ただし、フランス各地が等しく同じ状況だったわけではありません。大都市やコルシカ島、フランスの海外領土は大変厳しい結果となりました。

コルシカ島は、飛行機や船に乗らなければ行けないという制約に加え、レンタカーの不足、移動制限が再び急に出された時のことなどを恐れ、来島者数は鈍化しました。あわせて、予約サイトがホテルに課す高額手数料に対するボイコット運動も、減少に拍車をかけました。結果、ル・ポワン誌によると、今夏のコルシカ島は例年と比べて6月は90%、7月は68%、8月は26%減少したそうです。

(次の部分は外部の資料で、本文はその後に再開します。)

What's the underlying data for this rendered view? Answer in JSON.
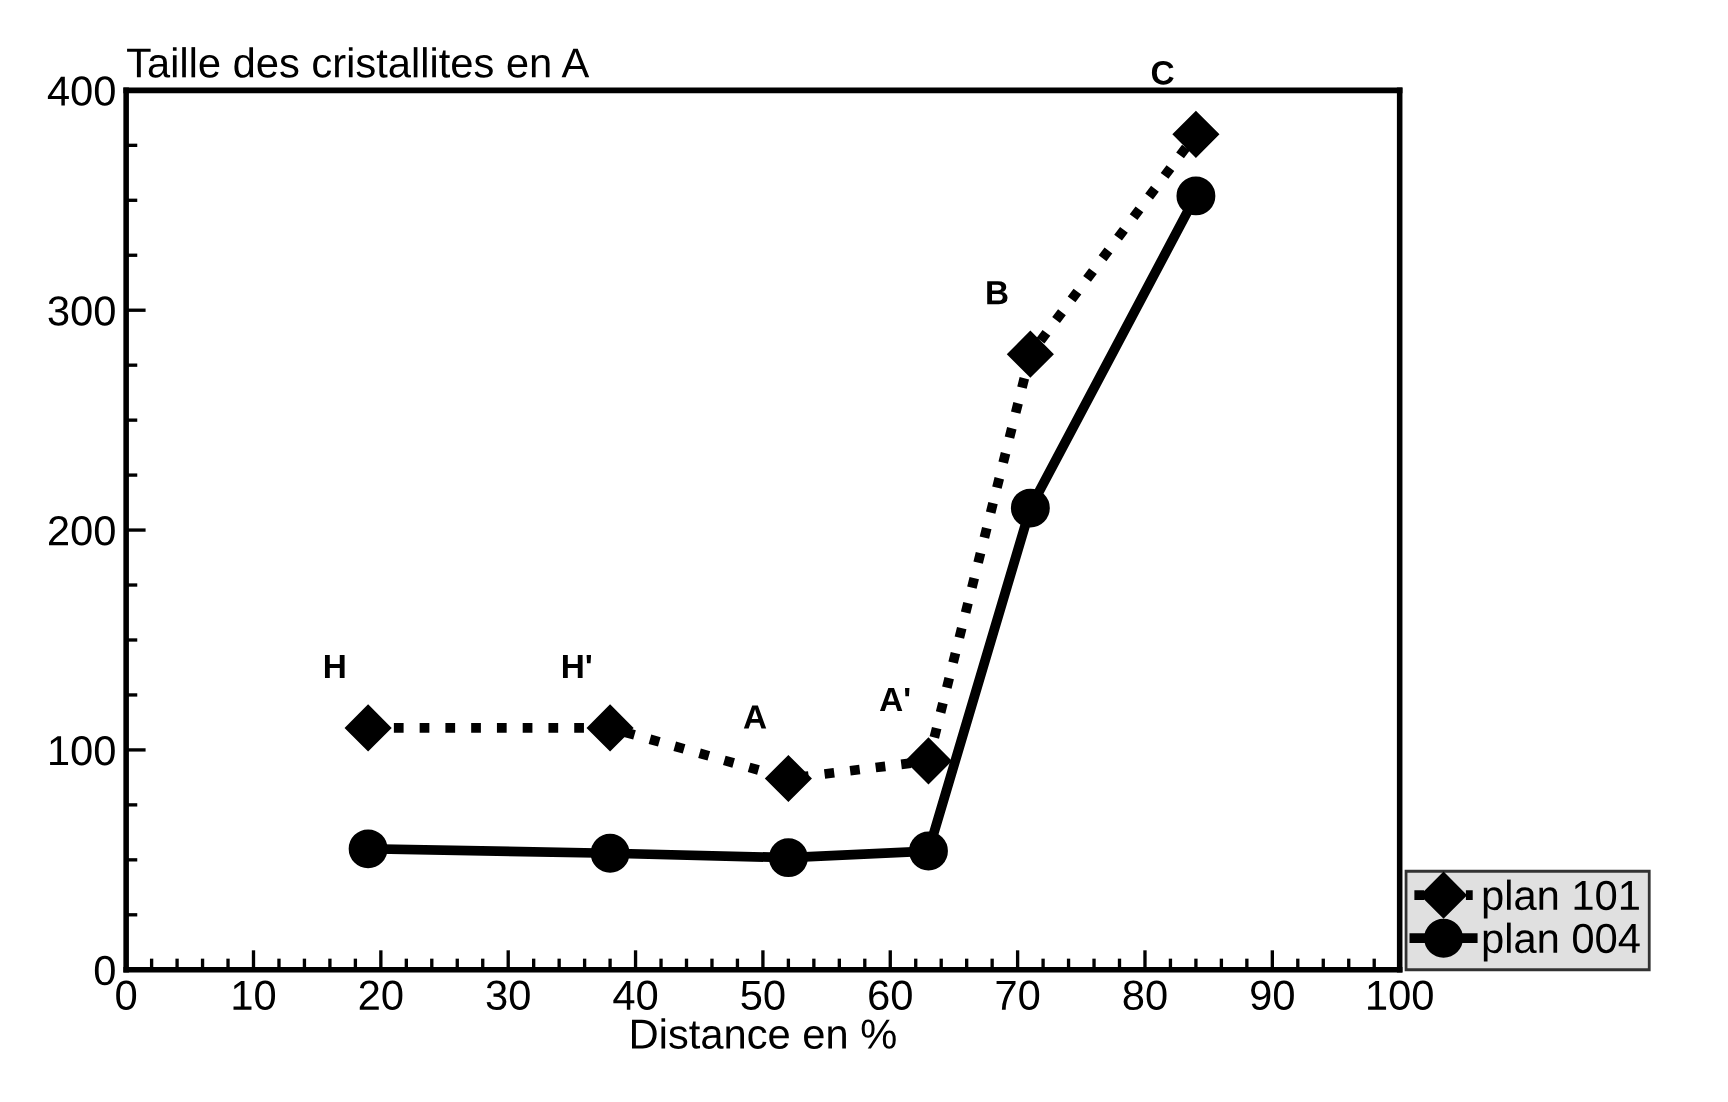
{
  "chart_data": {
    "type": "line",
    "title": "Taille des cristallites en A",
    "xlabel": "Distance en %",
    "x": [
      19,
      38,
      52,
      63,
      71,
      84
    ],
    "series": [
      {
        "name": "plan 101",
        "color": "#000000",
        "marker": "diamond",
        "line_style": "dotted",
        "values": [
          110,
          110,
          87,
          95,
          280,
          380
        ]
      },
      {
        "name": "plan 004",
        "color": "#000000",
        "marker": "circle",
        "line_style": "solid",
        "values": [
          55,
          53,
          51,
          54,
          210,
          352
        ]
      }
    ],
    "annotations": [
      {
        "text": "H",
        "x": 19,
        "y": 110
      },
      {
        "text": "H'",
        "x": 38,
        "y": 110
      },
      {
        "text": "A",
        "x": 52,
        "y": 87
      },
      {
        "text": "A'",
        "x": 63,
        "y": 95
      },
      {
        "text": "B",
        "x": 71,
        "y": 280
      },
      {
        "text": "C",
        "x": 84,
        "y": 380
      }
    ],
    "xlim": [
      0,
      100
    ],
    "xticks": [
      0,
      10,
      20,
      30,
      40,
      50,
      60,
      70,
      80,
      90,
      100
    ],
    "ylim": [
      0,
      400
    ],
    "yticks": [
      0,
      100,
      200,
      300,
      400
    ],
    "grid": false,
    "legend": "bottom right"
  }
}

首都パリについては、ホテルの半数が休業を決め、部屋の稼働率も低く推移。南西部の中心都市ボルドーもパリと同じ傾向が強くなりました。一方、南仏の中心都市マルセイユは例外でした。

アメリカ、中国、ロシア、中東からの顧客に依存しがちな高級・高価格帯のホテルやサービスも同様に厳しく、国内需要でコロナ禍の不足を補うことはできませんでした。以前の記事(前回)(前々回)でもお伝えした通り、高級ホテル、レストラン、ハイブランドなども大きなダメージを受けています。

再び感染拡大へ

経済を回すことを決めた結果、予想よりは観光業に良い結果を与えたこともありましたが、業界全体で見るとコロナ禍のダメージは甚大でした。

フランス銀行によると、2020年上半期(1〜6月)の国際観光収入は123億ユーロ(約1.5兆円)。前年2019年の上半期は255億ユーロ(約3.1兆円)と比べて、51.9%の減でした。またフランス観光開発機構は、年間の観光消費が30〜35%減少するだろうと見積もっています。

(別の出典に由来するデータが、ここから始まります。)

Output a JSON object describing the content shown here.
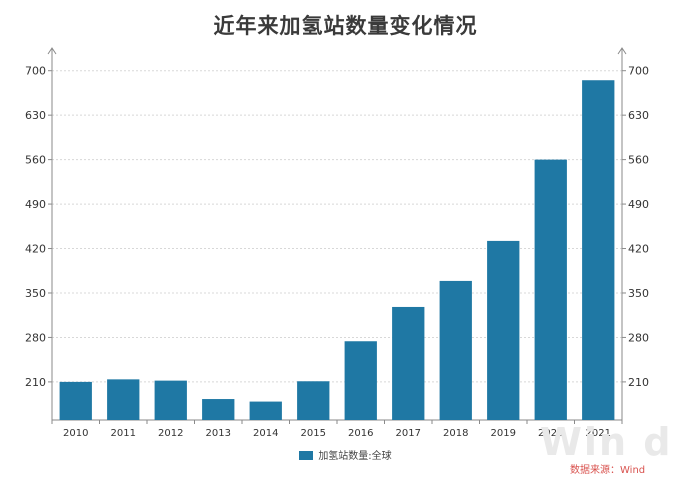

経済へのテコ入れは、感染拡大を防ぐという観点でもマイナスになりました。外出や移動の制限により、一時期はある程度抑えていた新型コロナの感染拡大が、再び増加傾向に転じました。地域によっては、医療のキャパシティを再び逼迫するようになってきました。

9割が夜間外出禁止令を支持

そして10月14日、ついにマクロン大統領は、フランスのテレビ局TF1およびTF2の生放送のインタビューで、パリ、リヨン、マルセイユなど、新型コロナの警戒最大化ゾーンとなっている国内9都市圏(16県)に、17日から夜間外出禁止令を出すことを発表しました。さらに翌週にはカステックス首相が発表を行い、夜間外出禁止の適用範囲を38県に拡大し、フランス本土54県と1海外県が対象となりました。10月後半は、フランスにおいては万聖節のバカンスの時期でもあります。

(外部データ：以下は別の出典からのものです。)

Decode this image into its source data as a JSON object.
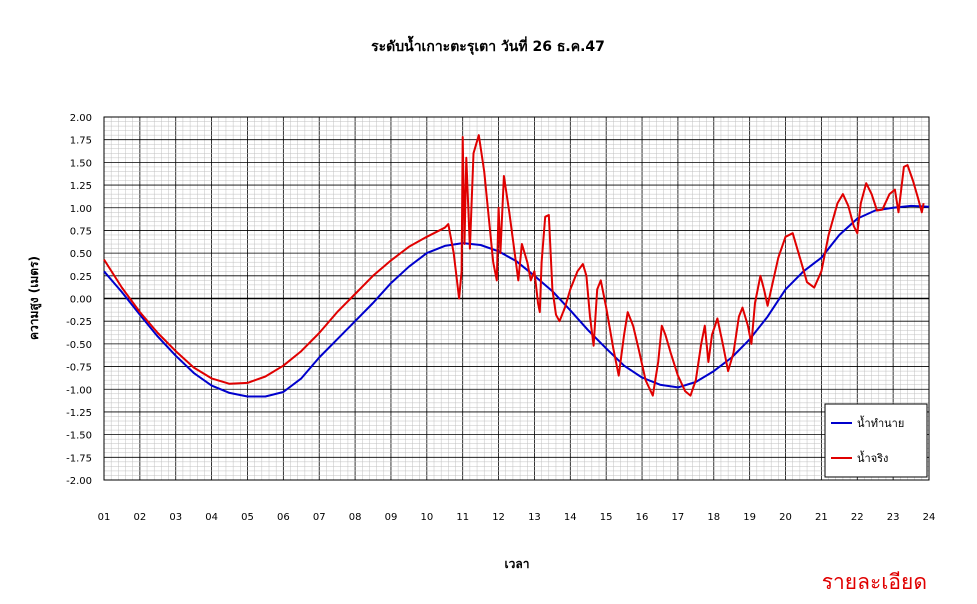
{
  "detail_link": "รายละเอียด",
  "chart_data": {
    "type": "line",
    "title": "ระดับน้ำเกาะตะรุเตา วันที่ 26 ธ.ค.47",
    "xlabel": "เวลา",
    "ylabel": "ความสูง (เมตร)",
    "ylim": [
      -2.0,
      2.0
    ],
    "ytick_step": 0.25,
    "xlim": [
      1,
      24
    ],
    "x_tick_labels": [
      "01",
      "02",
      "03",
      "04",
      "05",
      "06",
      "07",
      "08",
      "09",
      "10",
      "11",
      "12",
      "13",
      "14",
      "15",
      "16",
      "17",
      "18",
      "19",
      "20",
      "21",
      "22",
      "23",
      "24"
    ],
    "grid": true,
    "legend_position": "bottom-right",
    "series": [
      {
        "name": "น้ำทำนาย",
        "color": "#0000cc",
        "points": [
          [
            1,
            0.3
          ],
          [
            1.5,
            0.07
          ],
          [
            2,
            -0.18
          ],
          [
            2.5,
            -0.42
          ],
          [
            3,
            -0.63
          ],
          [
            3.5,
            -0.82
          ],
          [
            4,
            -0.96
          ],
          [
            4.5,
            -1.04
          ],
          [
            5,
            -1.08
          ],
          [
            5.5,
            -1.08
          ],
          [
            6,
            -1.03
          ],
          [
            6.5,
            -0.88
          ],
          [
            7,
            -0.65
          ],
          [
            7.5,
            -0.45
          ],
          [
            8,
            -0.25
          ],
          [
            8.5,
            -0.05
          ],
          [
            9,
            0.17
          ],
          [
            9.5,
            0.35
          ],
          [
            10,
            0.5
          ],
          [
            10.5,
            0.58
          ],
          [
            11,
            0.61
          ],
          [
            11.5,
            0.59
          ],
          [
            12,
            0.52
          ],
          [
            12.5,
            0.41
          ],
          [
            13,
            0.25
          ],
          [
            13.5,
            0.08
          ],
          [
            14,
            -0.13
          ],
          [
            14.5,
            -0.35
          ],
          [
            15,
            -0.55
          ],
          [
            15.5,
            -0.74
          ],
          [
            16,
            -0.87
          ],
          [
            16.5,
            -0.95
          ],
          [
            17,
            -0.98
          ],
          [
            17.5,
            -0.92
          ],
          [
            18,
            -0.8
          ],
          [
            18.5,
            -0.65
          ],
          [
            19,
            -0.45
          ],
          [
            19.5,
            -0.2
          ],
          [
            20,
            0.1
          ],
          [
            20.5,
            0.3
          ],
          [
            21,
            0.45
          ],
          [
            21.5,
            0.7
          ],
          [
            22,
            0.88
          ],
          [
            22.5,
            0.97
          ],
          [
            23,
            1.0
          ],
          [
            23.5,
            1.02
          ],
          [
            24,
            1.01
          ]
        ]
      },
      {
        "name": "น้ำจริง",
        "color": "#e00000",
        "points": [
          [
            1,
            0.43
          ],
          [
            1.5,
            0.12
          ],
          [
            2,
            -0.15
          ],
          [
            2.5,
            -0.38
          ],
          [
            3,
            -0.58
          ],
          [
            3.5,
            -0.76
          ],
          [
            4,
            -0.88
          ],
          [
            4.5,
            -0.94
          ],
          [
            5,
            -0.93
          ],
          [
            5.5,
            -0.86
          ],
          [
            6,
            -0.74
          ],
          [
            6.5,
            -0.58
          ],
          [
            7,
            -0.38
          ],
          [
            7.5,
            -0.15
          ],
          [
            8,
            0.05
          ],
          [
            8.5,
            0.25
          ],
          [
            9,
            0.42
          ],
          [
            9.5,
            0.57
          ],
          [
            10,
            0.68
          ],
          [
            10.5,
            0.78
          ],
          [
            10.6,
            0.82
          ],
          [
            10.75,
            0.5
          ],
          [
            10.9,
            0.0
          ],
          [
            10.97,
            0.3
          ],
          [
            11.0,
            1.78
          ],
          [
            11.05,
            0.6
          ],
          [
            11.1,
            1.55
          ],
          [
            11.2,
            0.55
          ],
          [
            11.3,
            1.6
          ],
          [
            11.45,
            1.8
          ],
          [
            11.6,
            1.4
          ],
          [
            11.75,
            0.8
          ],
          [
            11.85,
            0.4
          ],
          [
            11.95,
            0.2
          ],
          [
            12.0,
            1.0
          ],
          [
            12.05,
            0.5
          ],
          [
            12.15,
            1.35
          ],
          [
            12.3,
            0.95
          ],
          [
            12.45,
            0.5
          ],
          [
            12.55,
            0.2
          ],
          [
            12.65,
            0.6
          ],
          [
            12.8,
            0.4
          ],
          [
            12.9,
            0.2
          ],
          [
            13.0,
            0.3
          ],
          [
            13.1,
            -0.05
          ],
          [
            13.15,
            -0.15
          ],
          [
            13.2,
            0.4
          ],
          [
            13.3,
            0.9
          ],
          [
            13.4,
            0.92
          ],
          [
            13.5,
            0.1
          ],
          [
            13.6,
            -0.18
          ],
          [
            13.7,
            -0.25
          ],
          [
            13.85,
            -0.1
          ],
          [
            14.0,
            0.1
          ],
          [
            14.2,
            0.3
          ],
          [
            14.35,
            0.38
          ],
          [
            14.45,
            0.25
          ],
          [
            14.55,
            -0.2
          ],
          [
            14.65,
            -0.52
          ],
          [
            14.75,
            0.1
          ],
          [
            14.85,
            0.2
          ],
          [
            15.0,
            -0.1
          ],
          [
            15.2,
            -0.55
          ],
          [
            15.35,
            -0.85
          ],
          [
            15.5,
            -0.4
          ],
          [
            15.6,
            -0.15
          ],
          [
            15.75,
            -0.3
          ],
          [
            15.9,
            -0.55
          ],
          [
            16.1,
            -0.9
          ],
          [
            16.3,
            -1.07
          ],
          [
            16.45,
            -0.7
          ],
          [
            16.55,
            -0.3
          ],
          [
            16.65,
            -0.4
          ],
          [
            16.8,
            -0.6
          ],
          [
            17.0,
            -0.85
          ],
          [
            17.2,
            -1.02
          ],
          [
            17.35,
            -1.07
          ],
          [
            17.5,
            -0.9
          ],
          [
            17.65,
            -0.5
          ],
          [
            17.75,
            -0.3
          ],
          [
            17.85,
            -0.7
          ],
          [
            17.95,
            -0.4
          ],
          [
            18.1,
            -0.22
          ],
          [
            18.25,
            -0.5
          ],
          [
            18.4,
            -0.8
          ],
          [
            18.55,
            -0.6
          ],
          [
            18.7,
            -0.2
          ],
          [
            18.8,
            -0.1
          ],
          [
            18.95,
            -0.3
          ],
          [
            19.05,
            -0.5
          ],
          [
            19.15,
            -0.05
          ],
          [
            19.3,
            0.25
          ],
          [
            19.4,
            0.1
          ],
          [
            19.5,
            -0.08
          ],
          [
            19.6,
            0.1
          ],
          [
            19.8,
            0.45
          ],
          [
            20.0,
            0.68
          ],
          [
            20.2,
            0.72
          ],
          [
            20.4,
            0.45
          ],
          [
            20.6,
            0.18
          ],
          [
            20.8,
            0.12
          ],
          [
            21.0,
            0.3
          ],
          [
            21.2,
            0.7
          ],
          [
            21.45,
            1.05
          ],
          [
            21.6,
            1.15
          ],
          [
            21.75,
            1.02
          ],
          [
            21.9,
            0.8
          ],
          [
            22.0,
            0.72
          ],
          [
            22.1,
            1.05
          ],
          [
            22.25,
            1.27
          ],
          [
            22.4,
            1.15
          ],
          [
            22.55,
            0.97
          ],
          [
            22.7,
            0.98
          ],
          [
            22.9,
            1.15
          ],
          [
            23.05,
            1.2
          ],
          [
            23.15,
            0.95
          ],
          [
            23.3,
            1.45
          ],
          [
            23.4,
            1.47
          ],
          [
            23.55,
            1.3
          ],
          [
            23.7,
            1.1
          ],
          [
            23.8,
            0.95
          ],
          [
            23.85,
            1.05
          ]
        ]
      }
    ]
  }
}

この政策をフランス人はどう感じたのでしょうか。調査会社Elbaがマクロン大統領のインタビュー翌日に行った世論調査では、56%が「マクロン大統領の言葉に説得力がない」と答え、「説得力がある」と答えた44%を上回りました。

一方で、夜間外出禁止については62%のフランス人が「賛成」で「反対」は38%。ただし「マクロン大統領が発表した政策は感染拡大に効果的か」という問いには、40%が「効果的」、59%が「効果的ではない」との回答を出しています。「個人的に夜間外出禁止を尊重するか」という問いには90%が「はい」と答えました。

インタビューの中で、マクロン大統領は「少なくとも2021年夏までウイルスへ対処しなければいけないだろう」とも述べました。感染拡大と経済の状況に合わせて、移動や外出制限という弁の開け閉めをどのようにしていくのか。経験したことのない難しい対応が迫られています。